After my sisters teary departure (don’t let the door hit you on the way out) a truly shocking thing happened: my Mother had been thinking the same thing as me, only her idea involved a quilting table, chairs, and several old ladies making a patchwork quilt.
Seeing as my pay cheques went towards music CD’s and clothes – and Mom’s went towards the mortgage – you can guess who won out.
Once the shock wore off, I got into the habit of poking my head into the room to see the progress being made on the quilt. It amazed me to see how so many tiny pieces of material (that could easily have been mistaken for bike cleaning rags) were suddenly coming together to make a rich tapestry. What astonished me even more was that this process of joining small swatches of cloth had a sometimes logical pattern to it, but often it was completely illogical. And even more powerful was witnessing the passion shared by the women doing the quilting, the stories behind each piece of fabric, and the pride they took in their work, making me wonder if they actually wanted to finish their task at hand.
Having worked in businesses where the brands often seem bigger than themselves, I am always astonished at how much impact the little things can have on the big picture, influencing the external reputation of what you are producing beyond anything a marketing department could produce in a brief. Like that group of women sitting around the quilting table with their individual skills, stories, and experiences, the things your staff bring to the table and share when they come to work make up the diverse tapestry that is your brand.

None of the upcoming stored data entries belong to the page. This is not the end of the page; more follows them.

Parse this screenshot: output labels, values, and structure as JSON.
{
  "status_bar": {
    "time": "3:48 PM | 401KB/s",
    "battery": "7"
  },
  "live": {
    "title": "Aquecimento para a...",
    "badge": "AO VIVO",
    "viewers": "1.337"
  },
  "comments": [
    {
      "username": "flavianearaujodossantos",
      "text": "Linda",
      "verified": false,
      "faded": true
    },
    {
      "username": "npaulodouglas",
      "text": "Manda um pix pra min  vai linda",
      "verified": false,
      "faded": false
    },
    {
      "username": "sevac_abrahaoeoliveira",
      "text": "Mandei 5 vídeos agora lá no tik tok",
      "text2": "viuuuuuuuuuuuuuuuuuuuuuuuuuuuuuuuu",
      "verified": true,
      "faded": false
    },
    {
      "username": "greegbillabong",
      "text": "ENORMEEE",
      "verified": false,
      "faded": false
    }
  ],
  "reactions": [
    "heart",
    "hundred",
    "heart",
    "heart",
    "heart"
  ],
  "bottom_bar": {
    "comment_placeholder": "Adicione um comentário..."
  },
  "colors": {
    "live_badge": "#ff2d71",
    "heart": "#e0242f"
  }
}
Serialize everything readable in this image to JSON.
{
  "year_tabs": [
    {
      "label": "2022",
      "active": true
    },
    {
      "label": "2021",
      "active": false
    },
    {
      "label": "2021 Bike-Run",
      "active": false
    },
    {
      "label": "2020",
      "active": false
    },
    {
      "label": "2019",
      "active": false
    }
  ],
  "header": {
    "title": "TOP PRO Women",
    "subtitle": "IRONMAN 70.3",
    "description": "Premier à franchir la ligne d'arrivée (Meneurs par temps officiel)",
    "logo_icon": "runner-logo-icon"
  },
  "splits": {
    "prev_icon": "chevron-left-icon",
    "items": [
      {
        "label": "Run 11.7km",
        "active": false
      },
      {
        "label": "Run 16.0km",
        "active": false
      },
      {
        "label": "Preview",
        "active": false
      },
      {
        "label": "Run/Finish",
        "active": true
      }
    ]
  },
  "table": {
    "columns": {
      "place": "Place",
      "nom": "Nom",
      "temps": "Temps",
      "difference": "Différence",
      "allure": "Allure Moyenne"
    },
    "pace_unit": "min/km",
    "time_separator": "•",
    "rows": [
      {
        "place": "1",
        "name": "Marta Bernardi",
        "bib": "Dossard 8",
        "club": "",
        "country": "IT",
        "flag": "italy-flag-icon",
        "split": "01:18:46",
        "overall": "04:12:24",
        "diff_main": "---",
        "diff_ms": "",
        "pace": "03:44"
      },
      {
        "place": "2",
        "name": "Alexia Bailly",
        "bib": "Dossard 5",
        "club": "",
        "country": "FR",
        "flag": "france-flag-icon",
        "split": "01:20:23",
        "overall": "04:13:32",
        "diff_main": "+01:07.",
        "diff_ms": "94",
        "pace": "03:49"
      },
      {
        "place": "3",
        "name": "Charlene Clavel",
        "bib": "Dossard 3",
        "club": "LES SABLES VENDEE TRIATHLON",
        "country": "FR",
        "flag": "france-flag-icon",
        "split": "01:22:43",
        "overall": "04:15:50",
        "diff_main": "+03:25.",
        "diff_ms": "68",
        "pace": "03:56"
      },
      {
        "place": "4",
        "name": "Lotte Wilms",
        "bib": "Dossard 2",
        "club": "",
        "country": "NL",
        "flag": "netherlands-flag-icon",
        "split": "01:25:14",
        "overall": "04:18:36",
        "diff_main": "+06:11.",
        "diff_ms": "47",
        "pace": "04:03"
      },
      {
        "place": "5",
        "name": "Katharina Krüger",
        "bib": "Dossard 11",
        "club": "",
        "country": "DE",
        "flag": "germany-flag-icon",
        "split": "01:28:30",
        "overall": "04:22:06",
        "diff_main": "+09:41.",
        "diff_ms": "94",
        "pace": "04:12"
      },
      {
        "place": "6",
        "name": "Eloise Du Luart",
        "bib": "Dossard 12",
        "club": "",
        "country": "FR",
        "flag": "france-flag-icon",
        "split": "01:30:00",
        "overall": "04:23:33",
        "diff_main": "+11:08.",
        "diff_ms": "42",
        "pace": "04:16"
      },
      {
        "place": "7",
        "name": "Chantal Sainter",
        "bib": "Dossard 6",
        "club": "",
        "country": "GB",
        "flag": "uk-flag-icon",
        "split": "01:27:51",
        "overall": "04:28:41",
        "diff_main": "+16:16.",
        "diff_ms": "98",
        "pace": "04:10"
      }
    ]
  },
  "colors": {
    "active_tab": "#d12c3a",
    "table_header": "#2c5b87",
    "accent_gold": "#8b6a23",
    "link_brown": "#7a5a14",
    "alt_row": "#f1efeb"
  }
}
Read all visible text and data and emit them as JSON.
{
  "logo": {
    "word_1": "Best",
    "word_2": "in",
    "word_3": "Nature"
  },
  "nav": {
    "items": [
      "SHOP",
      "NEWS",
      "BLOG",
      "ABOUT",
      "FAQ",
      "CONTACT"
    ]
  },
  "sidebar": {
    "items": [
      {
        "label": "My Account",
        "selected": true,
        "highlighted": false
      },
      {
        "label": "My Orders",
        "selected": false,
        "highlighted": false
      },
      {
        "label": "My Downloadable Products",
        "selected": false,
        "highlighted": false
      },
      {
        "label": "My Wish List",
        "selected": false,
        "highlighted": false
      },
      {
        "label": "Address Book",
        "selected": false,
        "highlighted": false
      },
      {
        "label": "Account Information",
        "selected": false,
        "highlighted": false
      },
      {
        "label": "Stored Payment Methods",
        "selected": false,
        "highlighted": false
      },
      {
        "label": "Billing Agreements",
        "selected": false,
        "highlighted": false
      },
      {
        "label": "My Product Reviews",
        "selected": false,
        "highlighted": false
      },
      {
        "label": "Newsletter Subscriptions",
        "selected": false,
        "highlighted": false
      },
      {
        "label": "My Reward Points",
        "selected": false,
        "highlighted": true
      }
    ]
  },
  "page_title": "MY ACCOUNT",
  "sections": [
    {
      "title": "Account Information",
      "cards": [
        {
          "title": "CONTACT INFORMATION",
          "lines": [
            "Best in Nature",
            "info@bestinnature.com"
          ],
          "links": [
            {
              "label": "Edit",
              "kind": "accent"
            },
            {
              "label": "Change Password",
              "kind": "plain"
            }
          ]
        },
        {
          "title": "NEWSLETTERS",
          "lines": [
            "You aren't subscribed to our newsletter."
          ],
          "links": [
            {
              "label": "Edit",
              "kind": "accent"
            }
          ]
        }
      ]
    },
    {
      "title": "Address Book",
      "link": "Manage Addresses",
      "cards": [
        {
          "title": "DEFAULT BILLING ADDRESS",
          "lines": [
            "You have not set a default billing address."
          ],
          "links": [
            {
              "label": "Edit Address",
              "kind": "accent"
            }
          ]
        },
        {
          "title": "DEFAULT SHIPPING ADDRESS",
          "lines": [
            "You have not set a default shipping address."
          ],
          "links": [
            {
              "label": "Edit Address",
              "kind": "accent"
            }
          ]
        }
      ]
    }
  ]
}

It might not happen at a quilting bee but, keep these things in mind when you go through your next brand audit:
The little bits make up the whole story:
Defining your brand isn’t always black or white, yes or no, on or off. If you want your brand to be authentic, you need to infiltrate on many levels. Like Roger Martin’s Opposable Mind illustrates, we need to work our brains like our thumbs: in every way possible to find the best outcome. Management often tries to refine problems and solutions to a point that makes them easy to replicate, and in doing so ends up overlooking all the little things that can contribute so much.
If only one of those old ladies had been in charge of bringing the fabric swatches to quilt with, there would undoubtedly be a few less colours and patterns involved!
When your staff come to you with an idea you don’t have time for, encourage them to own these bits of the whole. Your customers connect with you through so many ways these days – embrace the multitude of technologies, methods and ideas your staff bring to the table and enable them to be a part of the brand themselves.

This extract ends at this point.